Virtualization efficiencies in the cloud require virtual machines from multiple organizations to be co-located on the same physical resources. Although traditional data center security still applies in the cloud environment, physical segregation and hardware-based security cannot protect against attacks between virtual machines on the same server. Administrative access is through the Internet rather than the controlled and restricted direct or on-premises connection that is adhered to in the traditional data center model. This increases risk and exposure and will require stringent monitoring for changes in system control and access control restriction.
The dynamic and fluid nature of virtual machines will make it difficult to maintain the consistency of security and ensure that records can be audited. The ease of cloning and distribution between physical servers could result in the propagation of configuration errors and other vulnerabilities. Proving the security state of a system and identifying the location of an insecure virtual machine will be challenging. Regardless of the location of the virtual machine within the virtual environment, the intrusion detection and prevention systems will need to be able to detect malicious activity at virtual machine level. The co-location of multiple virtual machines increases the attack surface and risk of virtual machine-to-virtual machine compromise.
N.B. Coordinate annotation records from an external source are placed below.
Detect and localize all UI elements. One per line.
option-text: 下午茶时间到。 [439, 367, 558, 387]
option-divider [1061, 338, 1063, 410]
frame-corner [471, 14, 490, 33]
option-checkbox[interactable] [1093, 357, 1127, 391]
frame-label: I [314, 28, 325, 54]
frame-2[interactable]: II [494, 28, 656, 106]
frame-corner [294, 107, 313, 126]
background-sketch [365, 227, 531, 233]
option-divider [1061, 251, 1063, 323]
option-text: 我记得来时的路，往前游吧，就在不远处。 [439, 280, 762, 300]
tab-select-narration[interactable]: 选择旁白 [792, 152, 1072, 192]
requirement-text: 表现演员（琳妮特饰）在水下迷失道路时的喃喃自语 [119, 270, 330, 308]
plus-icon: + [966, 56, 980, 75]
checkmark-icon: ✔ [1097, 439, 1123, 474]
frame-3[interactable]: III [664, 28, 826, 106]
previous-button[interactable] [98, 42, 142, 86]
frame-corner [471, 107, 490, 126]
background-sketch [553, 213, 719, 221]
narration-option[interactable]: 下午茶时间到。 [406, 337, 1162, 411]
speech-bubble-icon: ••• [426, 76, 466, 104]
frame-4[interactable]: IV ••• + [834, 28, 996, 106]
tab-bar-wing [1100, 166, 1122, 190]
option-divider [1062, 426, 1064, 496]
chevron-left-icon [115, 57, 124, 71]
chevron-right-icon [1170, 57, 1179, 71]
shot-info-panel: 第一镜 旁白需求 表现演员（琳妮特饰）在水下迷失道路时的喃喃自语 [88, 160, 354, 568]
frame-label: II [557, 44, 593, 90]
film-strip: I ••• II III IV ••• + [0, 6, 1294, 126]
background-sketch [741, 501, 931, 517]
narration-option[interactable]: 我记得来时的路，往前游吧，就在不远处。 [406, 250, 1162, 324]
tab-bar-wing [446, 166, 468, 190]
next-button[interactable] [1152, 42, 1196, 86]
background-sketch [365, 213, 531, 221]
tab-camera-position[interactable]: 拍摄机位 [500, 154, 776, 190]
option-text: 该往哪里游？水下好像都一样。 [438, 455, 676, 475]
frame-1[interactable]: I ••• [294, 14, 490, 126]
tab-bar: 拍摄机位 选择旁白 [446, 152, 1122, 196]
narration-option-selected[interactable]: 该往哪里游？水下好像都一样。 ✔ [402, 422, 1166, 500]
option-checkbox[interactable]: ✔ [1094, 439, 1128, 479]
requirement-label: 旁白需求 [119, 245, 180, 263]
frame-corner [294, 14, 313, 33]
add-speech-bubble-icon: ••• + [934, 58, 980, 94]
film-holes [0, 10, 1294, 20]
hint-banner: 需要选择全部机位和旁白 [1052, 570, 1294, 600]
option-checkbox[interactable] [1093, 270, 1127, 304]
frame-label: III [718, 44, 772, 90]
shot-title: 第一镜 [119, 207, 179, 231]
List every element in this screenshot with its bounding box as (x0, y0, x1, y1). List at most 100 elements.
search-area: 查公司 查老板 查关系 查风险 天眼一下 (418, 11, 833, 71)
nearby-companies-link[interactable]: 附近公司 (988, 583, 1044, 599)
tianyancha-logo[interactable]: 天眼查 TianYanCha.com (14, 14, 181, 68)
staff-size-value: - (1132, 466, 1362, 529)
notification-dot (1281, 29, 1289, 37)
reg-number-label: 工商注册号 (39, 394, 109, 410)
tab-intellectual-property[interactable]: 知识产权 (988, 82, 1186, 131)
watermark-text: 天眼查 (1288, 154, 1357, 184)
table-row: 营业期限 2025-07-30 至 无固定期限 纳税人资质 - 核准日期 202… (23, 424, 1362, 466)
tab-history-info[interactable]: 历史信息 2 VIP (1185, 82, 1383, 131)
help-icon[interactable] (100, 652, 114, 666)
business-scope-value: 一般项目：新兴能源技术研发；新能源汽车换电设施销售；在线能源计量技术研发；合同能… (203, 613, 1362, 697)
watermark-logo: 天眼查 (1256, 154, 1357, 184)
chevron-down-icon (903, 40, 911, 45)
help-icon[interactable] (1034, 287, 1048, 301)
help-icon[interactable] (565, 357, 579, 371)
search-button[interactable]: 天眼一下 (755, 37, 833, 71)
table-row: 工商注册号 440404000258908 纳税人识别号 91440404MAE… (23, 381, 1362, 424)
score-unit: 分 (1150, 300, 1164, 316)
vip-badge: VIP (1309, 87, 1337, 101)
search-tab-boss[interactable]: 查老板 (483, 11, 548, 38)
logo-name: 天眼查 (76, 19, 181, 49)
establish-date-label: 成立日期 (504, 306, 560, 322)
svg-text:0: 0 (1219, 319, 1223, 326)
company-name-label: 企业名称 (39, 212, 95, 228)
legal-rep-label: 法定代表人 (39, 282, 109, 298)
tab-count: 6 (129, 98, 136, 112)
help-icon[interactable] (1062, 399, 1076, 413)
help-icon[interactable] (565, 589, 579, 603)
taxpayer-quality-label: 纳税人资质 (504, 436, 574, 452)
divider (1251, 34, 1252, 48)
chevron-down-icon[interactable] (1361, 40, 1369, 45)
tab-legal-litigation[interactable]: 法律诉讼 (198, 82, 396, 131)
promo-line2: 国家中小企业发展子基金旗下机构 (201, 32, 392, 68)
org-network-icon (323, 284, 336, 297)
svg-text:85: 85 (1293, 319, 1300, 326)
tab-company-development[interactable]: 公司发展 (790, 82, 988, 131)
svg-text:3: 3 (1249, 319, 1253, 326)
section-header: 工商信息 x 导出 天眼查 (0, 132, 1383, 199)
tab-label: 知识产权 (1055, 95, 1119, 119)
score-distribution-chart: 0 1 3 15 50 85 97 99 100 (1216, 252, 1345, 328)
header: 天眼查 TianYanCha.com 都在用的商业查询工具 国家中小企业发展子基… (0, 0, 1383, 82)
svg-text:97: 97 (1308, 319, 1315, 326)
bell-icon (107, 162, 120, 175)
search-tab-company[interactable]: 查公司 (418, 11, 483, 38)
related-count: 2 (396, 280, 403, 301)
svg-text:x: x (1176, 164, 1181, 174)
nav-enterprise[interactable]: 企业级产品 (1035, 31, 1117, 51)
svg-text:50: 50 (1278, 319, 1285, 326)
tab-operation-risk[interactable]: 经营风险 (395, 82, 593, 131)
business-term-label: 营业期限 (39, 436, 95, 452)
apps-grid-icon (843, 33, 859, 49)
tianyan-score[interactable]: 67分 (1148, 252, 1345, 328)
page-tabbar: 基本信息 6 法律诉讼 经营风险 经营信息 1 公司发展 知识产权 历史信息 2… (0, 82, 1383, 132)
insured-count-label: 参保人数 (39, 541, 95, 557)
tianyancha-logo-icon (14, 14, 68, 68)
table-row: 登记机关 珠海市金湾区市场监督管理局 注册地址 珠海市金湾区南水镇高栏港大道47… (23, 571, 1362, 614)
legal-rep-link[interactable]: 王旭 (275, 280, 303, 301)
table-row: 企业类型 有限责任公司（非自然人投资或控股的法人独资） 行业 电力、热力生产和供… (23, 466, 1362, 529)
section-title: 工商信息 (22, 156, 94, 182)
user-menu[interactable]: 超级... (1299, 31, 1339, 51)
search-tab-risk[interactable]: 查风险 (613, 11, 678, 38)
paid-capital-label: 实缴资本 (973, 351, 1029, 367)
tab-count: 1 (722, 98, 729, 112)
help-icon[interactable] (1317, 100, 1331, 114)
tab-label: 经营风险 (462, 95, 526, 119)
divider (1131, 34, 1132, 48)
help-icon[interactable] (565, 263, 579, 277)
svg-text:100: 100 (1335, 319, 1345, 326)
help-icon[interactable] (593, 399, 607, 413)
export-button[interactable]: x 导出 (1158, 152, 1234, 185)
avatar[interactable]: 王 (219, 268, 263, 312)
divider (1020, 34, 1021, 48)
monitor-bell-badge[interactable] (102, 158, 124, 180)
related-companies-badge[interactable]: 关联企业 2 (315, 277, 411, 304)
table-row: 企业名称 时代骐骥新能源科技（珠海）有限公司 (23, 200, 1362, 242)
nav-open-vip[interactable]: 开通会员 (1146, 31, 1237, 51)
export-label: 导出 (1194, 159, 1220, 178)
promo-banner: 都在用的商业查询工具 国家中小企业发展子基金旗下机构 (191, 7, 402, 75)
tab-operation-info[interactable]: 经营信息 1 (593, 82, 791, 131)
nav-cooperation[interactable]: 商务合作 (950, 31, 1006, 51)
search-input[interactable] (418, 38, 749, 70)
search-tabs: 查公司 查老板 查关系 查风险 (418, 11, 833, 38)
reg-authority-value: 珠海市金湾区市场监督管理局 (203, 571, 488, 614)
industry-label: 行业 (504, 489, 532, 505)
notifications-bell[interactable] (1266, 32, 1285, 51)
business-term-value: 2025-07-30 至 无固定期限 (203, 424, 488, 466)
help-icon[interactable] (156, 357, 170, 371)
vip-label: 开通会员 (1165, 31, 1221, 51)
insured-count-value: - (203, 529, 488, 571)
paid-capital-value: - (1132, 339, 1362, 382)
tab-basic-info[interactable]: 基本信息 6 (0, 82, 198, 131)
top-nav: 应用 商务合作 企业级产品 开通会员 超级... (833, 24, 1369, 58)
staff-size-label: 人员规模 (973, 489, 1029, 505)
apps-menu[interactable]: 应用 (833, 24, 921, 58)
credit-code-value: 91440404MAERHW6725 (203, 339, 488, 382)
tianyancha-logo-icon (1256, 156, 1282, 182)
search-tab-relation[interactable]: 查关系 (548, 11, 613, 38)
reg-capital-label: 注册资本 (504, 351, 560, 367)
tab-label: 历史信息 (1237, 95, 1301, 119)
Localized virtual machines and physical servers use the same operating systems as well as enterprise and web applications in a cloud server environment, increasing the threat of an attacker or malware exploiting vulnerabilities in these systems and applications remotely. Virtual machines are vulnerable as they move between the private cloud and the public cloud. A fully or partially shared cloud environment is expected to have a greater attack surface and therefore can be considered to be at greater risk than a dedicated resources environment.
Operating system and application files are on a shared physical infrastructure in a virtualized cloud environment and require system, file, and activity monitoring to provide confidence and auditable proof to enterprise customers that their resources have not been compromised or tampered with. In the cloud computing environment, the enterprise subscribes to cloud computing resources, and the responsibility for patching is the subscriber's rather than the cloud computing vendor's. The need for patch maintenance vigilance is imperative. Lack of due diligence in this regard could rapidly make the task unmanageable or impossible, leaving you with "virtual patching" as the only alternative.
Enterprises are often required to prove that their security compliance is in accord with regulations, standards, and auditing practices, regardless of the location of the systems at which the data resides. Data is fluid in cloud computing and may reside in on-premises physical servers, on-premises virtual machines, or off-premises virtual machines running on cloud computing resources, and this will require some rethinking on the part of auditors and practitioners alike.
In the rush to take advantage of the benefits of cloud computing, not least of which is significant cost savings, many corporations are likely rushing into cloud computing without a serious consideration of the security implications. To establish zones of trust in the cloud, the virtual machines must be self-defending, effectively moving the perimeter to the virtual machine itself. Enterprise perimeter security (i.e., firewalls, demilitarized zones [DMZs], network segmentation, intrusion detection and prevention systems [IDS/IPS], monitoring tools, and the associated security policies) only controls the data that resides and transits behind the perimeter. In the cloud computing world, the cloud computing provider is in charge of customer data security and privacy.